Under grey skies, pallbearers carried Cecchettin's rose-covered coffin into the Basilica of Santa Giustina, where mourners included Italy's justice minister, as thousands of people gathered in the piazza outside.
"Giulia's life was cruelly taken, but her death can and must be the turning point to end the terrible scourge of violence against women," her father, Gino, said in his eulogy.
"In this time of grief and sadness we need to find the strength to react, and turn tragedy into a push for change," he added.
He implored men to "challenge the culture that tends to minimise violence by men who appear normal".
The killing of Cecchettin, who was due to graduate just days after her death, was front-page news in Italy and ushered in a period of national reflection on violence against women.
The couple disappeared on November 11. Turetta was found in Germany a week later, the day after Cecchettin's body was found in a gully near Lake Barcis, about 120 kilometres (75 miles) north of Venice.
She had been stabbed more than 20 times in the head, neck and body, according to local media, citing the autopsy report.
- 88 femicides -
Marking what activists had hoped would be a turning point in Italy, hundreds of thousands of demonstrators took to the streets in Rome, Milan and other cities on November 25, the International Day for the Elimination of Violence against Women, calling for cultural change.
Giorgia Meloni, the country's first woman prime minister, assured women on Facebook "they are not alone," reminding them of the call-centre number for victims of violence or stalking.
According to the interior ministry, as of November 26, 107 women in Italy were murdered this year, of whom 88 were killed by family members or current or former partners.
Inconsistent official data on femicides makes comparisons with other European countries difficult.
Following Cecchettin's death, Italy's parliament adopted a package of bills to strengthen existing laws to protect women.
But critics say a cultural change is needed in the treatment of women, starting with compulsory education on the topic in schools.
- Cultural problem -
Despite the recent attention, many see such crimes continuing unabated in the majority-Catholic country, where traditional gender roles still hold sway in many areas, with fewer women working outside than home than the EU average and where abortion is hard to access.
A July 2021 report from the government's department of gender equality found that "while violence is unacceptable for more than 90 percent of people, in some regions of Italy up to 50 percent of men consider violence in relationships to be acceptable."
In a speech last month, the newly appointed president of the Tribunal of Milan, Fabio Roia, who has advocated for better training on gender violence among prosecutors, judges and law enforcement, warned that much was yet to be done.

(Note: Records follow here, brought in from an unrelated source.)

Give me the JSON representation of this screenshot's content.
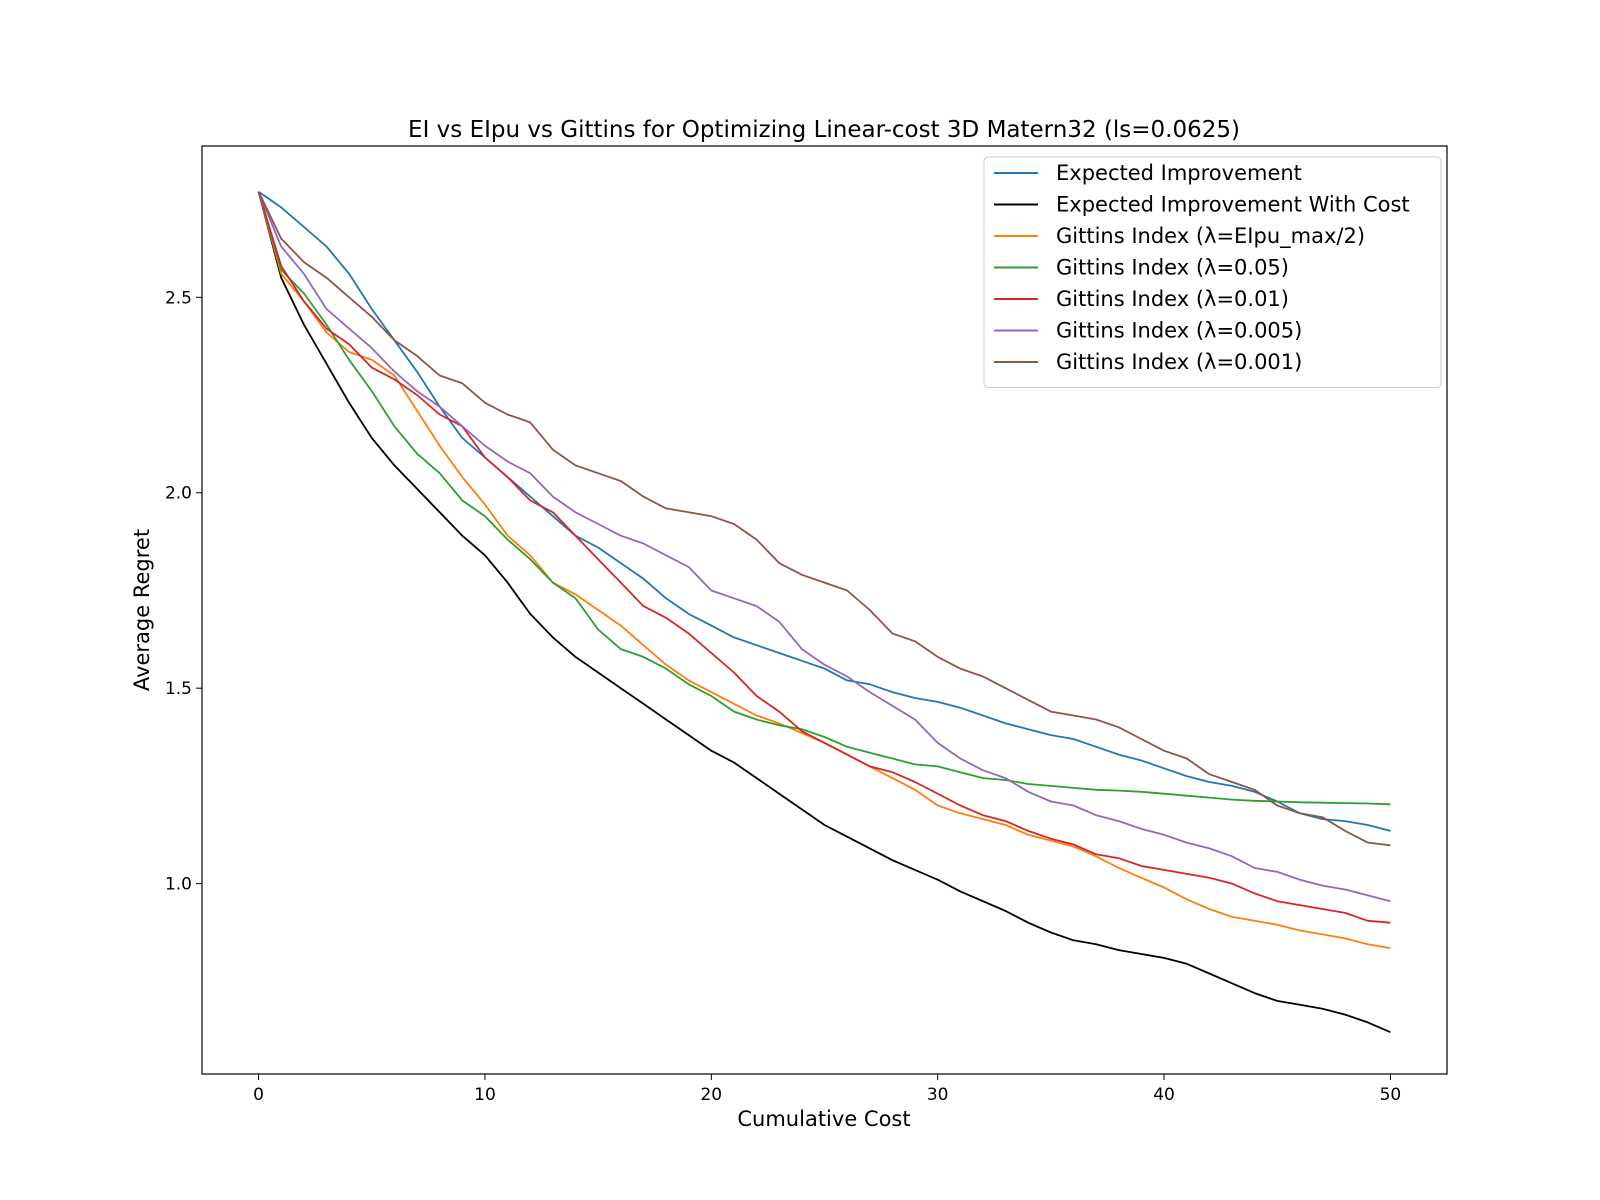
{
  "chart_data": {
    "type": "line",
    "title": "EI vs EIpu vs Gittins for Optimizing Linear-cost 3D Matern32 (ls=0.0625)",
    "xlabel": "Cumulative Cost",
    "ylabel": "Average Regret",
    "xlim": [
      -2.5,
      52.5
    ],
    "ylim": [
      0.513,
      2.887
    ],
    "xticks": [
      0,
      10,
      20,
      30,
      40,
      50
    ],
    "xtick_labels": [
      "0",
      "10",
      "20",
      "30",
      "40",
      "50"
    ],
    "yticks": [
      1.0,
      1.5,
      2.0,
      2.5
    ],
    "ytick_labels": [
      "1.0",
      "1.5",
      "2.0",
      "2.5"
    ],
    "grid": false,
    "legend_position": "upper right",
    "series": [
      {
        "name": "Expected Improvement",
        "color": "#1f77b4",
        "x": [
          0,
          1,
          2,
          3,
          4,
          5,
          6,
          7,
          8,
          9,
          10,
          11,
          12,
          13,
          14,
          15,
          16,
          17,
          18,
          19,
          20,
          21,
          22,
          23,
          24,
          25,
          26,
          27,
          28,
          29,
          30,
          31,
          32,
          33,
          34,
          35,
          36,
          37,
          38,
          39,
          40,
          41,
          42,
          43,
          44,
          45,
          46,
          47,
          48,
          49,
          50
        ],
        "y": [
          2.77,
          2.73,
          2.68,
          2.63,
          2.56,
          2.47,
          2.39,
          2.31,
          2.22,
          2.14,
          2.09,
          2.04,
          1.99,
          1.94,
          1.89,
          1.86,
          1.82,
          1.78,
          1.73,
          1.69,
          1.66,
          1.63,
          1.61,
          1.59,
          1.57,
          1.55,
          1.52,
          1.51,
          1.49,
          1.475,
          1.465,
          1.45,
          1.43,
          1.41,
          1.395,
          1.38,
          1.37,
          1.35,
          1.33,
          1.315,
          1.295,
          1.275,
          1.26,
          1.25,
          1.235,
          1.21,
          1.18,
          1.165,
          1.16,
          1.15,
          1.135
        ]
      },
      {
        "name": "Expected Improvement With Cost",
        "color": "#000000",
        "x": [
          0,
          1,
          2,
          3,
          4,
          5,
          6,
          7,
          8,
          9,
          10,
          11,
          12,
          13,
          14,
          15,
          16,
          17,
          18,
          19,
          20,
          21,
          22,
          23,
          24,
          25,
          26,
          27,
          28,
          29,
          30,
          31,
          32,
          33,
          34,
          35,
          36,
          37,
          38,
          39,
          40,
          41,
          42,
          43,
          44,
          45,
          46,
          47,
          48,
          49,
          50
        ],
        "y": [
          2.77,
          2.55,
          2.43,
          2.33,
          2.23,
          2.14,
          2.07,
          2.01,
          1.95,
          1.89,
          1.84,
          1.77,
          1.69,
          1.63,
          1.58,
          1.54,
          1.5,
          1.46,
          1.42,
          1.38,
          1.34,
          1.31,
          1.27,
          1.23,
          1.19,
          1.15,
          1.12,
          1.09,
          1.06,
          1.035,
          1.01,
          0.98,
          0.955,
          0.93,
          0.9,
          0.875,
          0.855,
          0.845,
          0.83,
          0.82,
          0.81,
          0.795,
          0.77,
          0.745,
          0.72,
          0.7,
          0.69,
          0.68,
          0.665,
          0.645,
          0.62
        ]
      },
      {
        "name": "Gittins Index (λ=EIpu_max/2)",
        "color": "#ff7f0e",
        "x": [
          0,
          1,
          2,
          3,
          4,
          5,
          6,
          7,
          8,
          9,
          10,
          11,
          12,
          13,
          14,
          15,
          16,
          17,
          18,
          19,
          20,
          21,
          22,
          23,
          24,
          25,
          26,
          27,
          28,
          29,
          30,
          31,
          32,
          33,
          34,
          35,
          36,
          37,
          38,
          39,
          40,
          41,
          42,
          43,
          44,
          45,
          46,
          47,
          48,
          49,
          50
        ],
        "y": [
          2.77,
          2.56,
          2.49,
          2.41,
          2.36,
          2.34,
          2.3,
          2.21,
          2.12,
          2.04,
          1.97,
          1.89,
          1.84,
          1.77,
          1.74,
          1.7,
          1.66,
          1.61,
          1.56,
          1.52,
          1.49,
          1.46,
          1.43,
          1.41,
          1.385,
          1.36,
          1.33,
          1.3,
          1.27,
          1.24,
          1.2,
          1.18,
          1.165,
          1.15,
          1.125,
          1.11,
          1.095,
          1.07,
          1.04,
          1.015,
          0.99,
          0.96,
          0.935,
          0.915,
          0.905,
          0.895,
          0.88,
          0.87,
          0.86,
          0.845,
          0.835
        ]
      },
      {
        "name": "Gittins Index (λ=0.05)",
        "color": "#2ca02c",
        "x": [
          0,
          1,
          2,
          3,
          4,
          5,
          6,
          7,
          8,
          9,
          10,
          11,
          12,
          13,
          14,
          15,
          16,
          17,
          18,
          19,
          20,
          21,
          22,
          23,
          24,
          25,
          26,
          27,
          28,
          29,
          30,
          31,
          32,
          33,
          34,
          35,
          36,
          37,
          38,
          39,
          40,
          41,
          42,
          43,
          44,
          45,
          46,
          47,
          48,
          49,
          50
        ],
        "y": [
          2.77,
          2.57,
          2.51,
          2.43,
          2.34,
          2.26,
          2.17,
          2.1,
          2.05,
          1.98,
          1.94,
          1.88,
          1.83,
          1.77,
          1.73,
          1.65,
          1.6,
          1.58,
          1.55,
          1.51,
          1.48,
          1.44,
          1.42,
          1.405,
          1.395,
          1.375,
          1.35,
          1.335,
          1.32,
          1.305,
          1.3,
          1.285,
          1.27,
          1.265,
          1.255,
          1.25,
          1.245,
          1.24,
          1.238,
          1.235,
          1.23,
          1.225,
          1.22,
          1.215,
          1.212,
          1.21,
          1.208,
          1.207,
          1.206,
          1.205,
          1.203
        ]
      },
      {
        "name": "Gittins Index (λ=0.01)",
        "color": "#d62728",
        "x": [
          0,
          1,
          2,
          3,
          4,
          5,
          6,
          7,
          8,
          9,
          10,
          11,
          12,
          13,
          14,
          15,
          16,
          17,
          18,
          19,
          20,
          21,
          22,
          23,
          24,
          25,
          26,
          27,
          28,
          29,
          30,
          31,
          32,
          33,
          34,
          35,
          36,
          37,
          38,
          39,
          40,
          41,
          42,
          43,
          44,
          45,
          46,
          47,
          48,
          49,
          50
        ],
        "y": [
          2.77,
          2.58,
          2.49,
          2.42,
          2.38,
          2.32,
          2.29,
          2.25,
          2.2,
          2.17,
          2.09,
          2.04,
          1.98,
          1.95,
          1.89,
          1.83,
          1.77,
          1.71,
          1.68,
          1.64,
          1.59,
          1.54,
          1.48,
          1.44,
          1.39,
          1.36,
          1.33,
          1.3,
          1.285,
          1.26,
          1.23,
          1.2,
          1.175,
          1.16,
          1.135,
          1.115,
          1.1,
          1.075,
          1.065,
          1.045,
          1.035,
          1.025,
          1.015,
          1.0,
          0.975,
          0.955,
          0.945,
          0.935,
          0.925,
          0.905,
          0.9
        ]
      },
      {
        "name": "Gittins Index (λ=0.005)",
        "color": "#9467bd",
        "x": [
          0,
          1,
          2,
          3,
          4,
          5,
          6,
          7,
          8,
          9,
          10,
          11,
          12,
          13,
          14,
          15,
          16,
          17,
          18,
          19,
          20,
          21,
          22,
          23,
          24,
          25,
          26,
          27,
          28,
          29,
          30,
          31,
          32,
          33,
          34,
          35,
          36,
          37,
          38,
          39,
          40,
          41,
          42,
          43,
          44,
          45,
          46,
          47,
          48,
          49,
          50
        ],
        "y": [
          2.77,
          2.63,
          2.56,
          2.47,
          2.42,
          2.37,
          2.31,
          2.26,
          2.22,
          2.17,
          2.12,
          2.08,
          2.05,
          1.99,
          1.95,
          1.92,
          1.89,
          1.87,
          1.84,
          1.81,
          1.75,
          1.73,
          1.71,
          1.67,
          1.6,
          1.56,
          1.53,
          1.49,
          1.455,
          1.42,
          1.36,
          1.32,
          1.29,
          1.27,
          1.235,
          1.21,
          1.2,
          1.175,
          1.16,
          1.14,
          1.125,
          1.105,
          1.09,
          1.07,
          1.04,
          1.03,
          1.01,
          0.995,
          0.985,
          0.97,
          0.955
        ]
      },
      {
        "name": "Gittins Index (λ=0.001)",
        "color": "#8c564b",
        "x": [
          0,
          1,
          2,
          3,
          4,
          5,
          6,
          7,
          8,
          9,
          10,
          11,
          12,
          13,
          14,
          15,
          16,
          17,
          18,
          19,
          20,
          21,
          22,
          23,
          24,
          25,
          26,
          27,
          28,
          29,
          30,
          31,
          32,
          33,
          34,
          35,
          36,
          37,
          38,
          39,
          40,
          41,
          42,
          43,
          44,
          45,
          46,
          47,
          48,
          49,
          50
        ],
        "y": [
          2.77,
          2.65,
          2.59,
          2.55,
          2.5,
          2.45,
          2.39,
          2.35,
          2.3,
          2.28,
          2.23,
          2.2,
          2.18,
          2.11,
          2.07,
          2.05,
          2.03,
          1.99,
          1.96,
          1.95,
          1.94,
          1.92,
          1.88,
          1.82,
          1.79,
          1.77,
          1.75,
          1.7,
          1.64,
          1.62,
          1.58,
          1.55,
          1.53,
          1.5,
          1.47,
          1.44,
          1.43,
          1.42,
          1.4,
          1.37,
          1.34,
          1.32,
          1.28,
          1.26,
          1.24,
          1.2,
          1.18,
          1.17,
          1.135,
          1.105,
          1.098
        ]
      }
    ]
  }
}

"Violence against women that goes as far as femicide is a cultural and social problem, and unfortunately the power imbalance in gender relations is still strong," said the judge.

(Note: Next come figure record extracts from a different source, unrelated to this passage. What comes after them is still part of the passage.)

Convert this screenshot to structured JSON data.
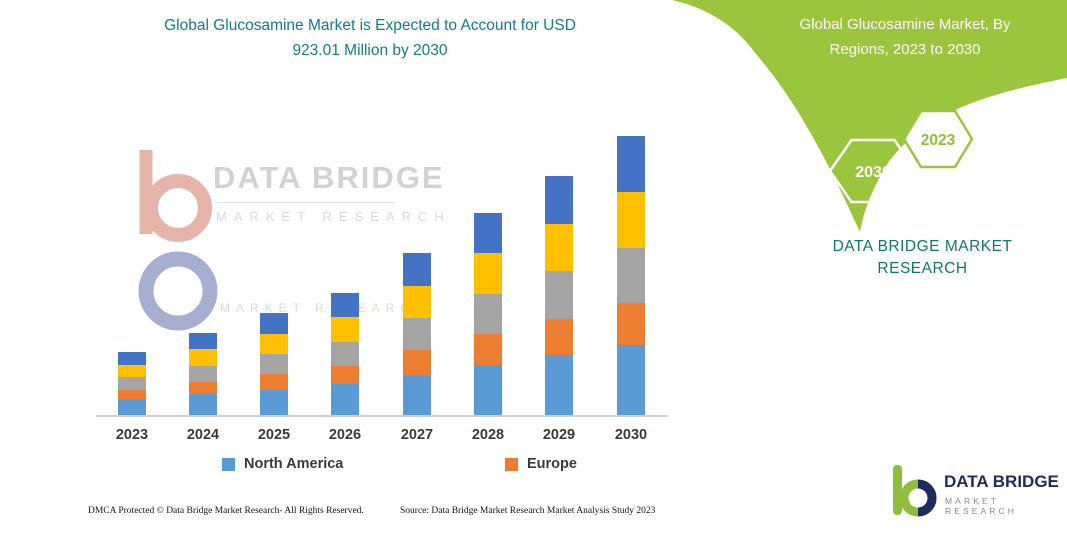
{
  "main_title": {
    "line1": "Global Glucosamine Market is Expected to Account for USD",
    "line2": "923.01 Million by 2030",
    "color": "#137C8B"
  },
  "side_panel": {
    "title_line1": "Global Glucosamine Market, By",
    "title_line2": "Regions, 2023 to 2030",
    "hexagon_back_label": "2030",
    "hexagon_front_label": "2023",
    "brand_line1": "DATA BRIDGE MARKET",
    "brand_line2": "RESEARCH",
    "panel_color": "#9BC53D",
    "brand_text_color": "#0B7A6C"
  },
  "watermark": {
    "title": "DATA BRIDGE",
    "subtitle": "MARKET RESEARCH",
    "faint_line": "MARKET RESEARCH"
  },
  "chart_data": {
    "type": "bar",
    "stacked": true,
    "title": "Global Glucosamine Market is Expected to Account for USD 923.01 Million by 2030",
    "unit": "USD Million",
    "categories": [
      "2023",
      "2024",
      "2025",
      "2026",
      "2027",
      "2028",
      "2029",
      "2030"
    ],
    "series": [
      {
        "name": "North America",
        "color": "#5B9BD5",
        "values": [
          52,
          68,
          84,
          101,
          134,
          167,
          198,
          231
        ]
      },
      {
        "name": "Europe",
        "color": "#ED7D31",
        "values": [
          31,
          41,
          51,
          60,
          80,
          100,
          119,
          138
        ]
      },
      {
        "name": "Unlabeled series 3 (gray)",
        "color": "#A5A5A5",
        "values": [
          42,
          54,
          67,
          81,
          107,
          134,
          158,
          185
        ]
      },
      {
        "name": "Unlabeled series 4 (yellow)",
        "color": "#FFC000",
        "values": [
          42,
          54,
          67,
          81,
          107,
          134,
          158,
          185
        ]
      },
      {
        "name": "Unlabeled series 5 (dark blue)",
        "color": "#4472C4",
        "values": [
          41,
          54,
          68,
          80,
          108,
          133,
          157,
          184.01
        ]
      }
    ],
    "totals_estimated": [
      208,
      271,
      337,
      403,
      536,
      668,
      790,
      923.01
    ],
    "xlabel": "",
    "ylabel": "",
    "grid": false,
    "legend_position": "bottom",
    "legend_visible_labels": [
      "North America",
      "Europe"
    ]
  },
  "legend": {
    "items": [
      {
        "label": "North America",
        "color": "#5B9BD5"
      },
      {
        "label": "Europe",
        "color": "#ED7D31"
      }
    ]
  },
  "footer": {
    "dmca": "DMCA Protected © Data Bridge Market Research-  All Rights Reserved.",
    "source": "Source: Data Bridge Market Research  Market Analysis Study 2023"
  },
  "logo": {
    "name": "DATA BRIDGE",
    "subtitle": "MARKET RESEARCH"
  }
}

A 2020 independent report measuring Italy's compliance with the Council of Europe's convention on preventing violence against women encouraged more extensive awareness campaigns and better training of professionals, among other measures.
It also recommended Italy "pursue proactive and sustained measures to promote changes in sexist social and cultural patterns of behaviour, especially of men and young boys, that are based on the idea of inferiority of women".
The report also urged Italy to put in place national guidelines for education in schools on "affectivity, sexuality and reproductive health".